Core Responsibilities:
- Develop and iterate on analytical frameworks to evaluate capacity, throughput, and system constraints across potato fries production stages.
- Collaborate closely with plant teams, engineering, and insights teams to validate assumptions, refine models, and support data-driven decision-making.
- Translate complex datasets into actionable insights through impactful visualizations.
- Build tools and dashboards to monitor key performance metrics and enable self-service analytics.
Key Skills & Qualifications:
- Technical & Analytical Proficiency
- Strong command of Python for data analysis and modeling.
- Experience working with time-series and operational datasets.
- Familiarity with statistical methods and basic machine learning techniques.
- Data Visualization & Communication
- Proficient in visualization tools such as Python libraries and Power BI.
- Ability to present data findings in clear, concise, and actionable formats.
- Skilled in storytelling through presentations for both technical and non-technical audiences.
- Manufacturing Domain Acumen
- Interest or experience in manufacturing, operations, or industrial systems (e.g., refrigeration, production lines, capacity planning).
- Ability to understand plant operations and contextualize analysis within process flows and constraints.
- Problem Solving & Initiative
- Comfortable tackling ambiguous problems and structuring analytical approaches.

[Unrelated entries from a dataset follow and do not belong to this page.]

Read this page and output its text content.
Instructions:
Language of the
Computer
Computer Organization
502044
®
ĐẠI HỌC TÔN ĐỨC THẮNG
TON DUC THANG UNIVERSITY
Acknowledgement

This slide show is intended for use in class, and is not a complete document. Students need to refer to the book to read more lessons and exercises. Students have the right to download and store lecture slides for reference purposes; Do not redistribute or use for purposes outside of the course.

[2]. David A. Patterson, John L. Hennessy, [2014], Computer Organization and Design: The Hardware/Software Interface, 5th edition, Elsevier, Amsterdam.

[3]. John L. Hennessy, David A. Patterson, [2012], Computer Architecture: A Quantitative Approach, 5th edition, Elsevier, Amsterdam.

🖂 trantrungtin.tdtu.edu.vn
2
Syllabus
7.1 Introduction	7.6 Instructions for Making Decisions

- Experience designing or enhancing analytical frameworks from scratch.
- Communication & Stakeholder Engagement
- Strong written and verbal communication skills with a top-down approach.
- Ability to collaborate across engineering, operations, and analytics teams.
- Confident in presenting insights and recommendations to mid-to-senior level stakeholders.
Nice to Have:
- Exposure to manufacturing data systems (e.g., PI System, SCADA, MES).
- Experience with simulation tools or modeling physical processes (e.g., heat transfer, fluid dynamics).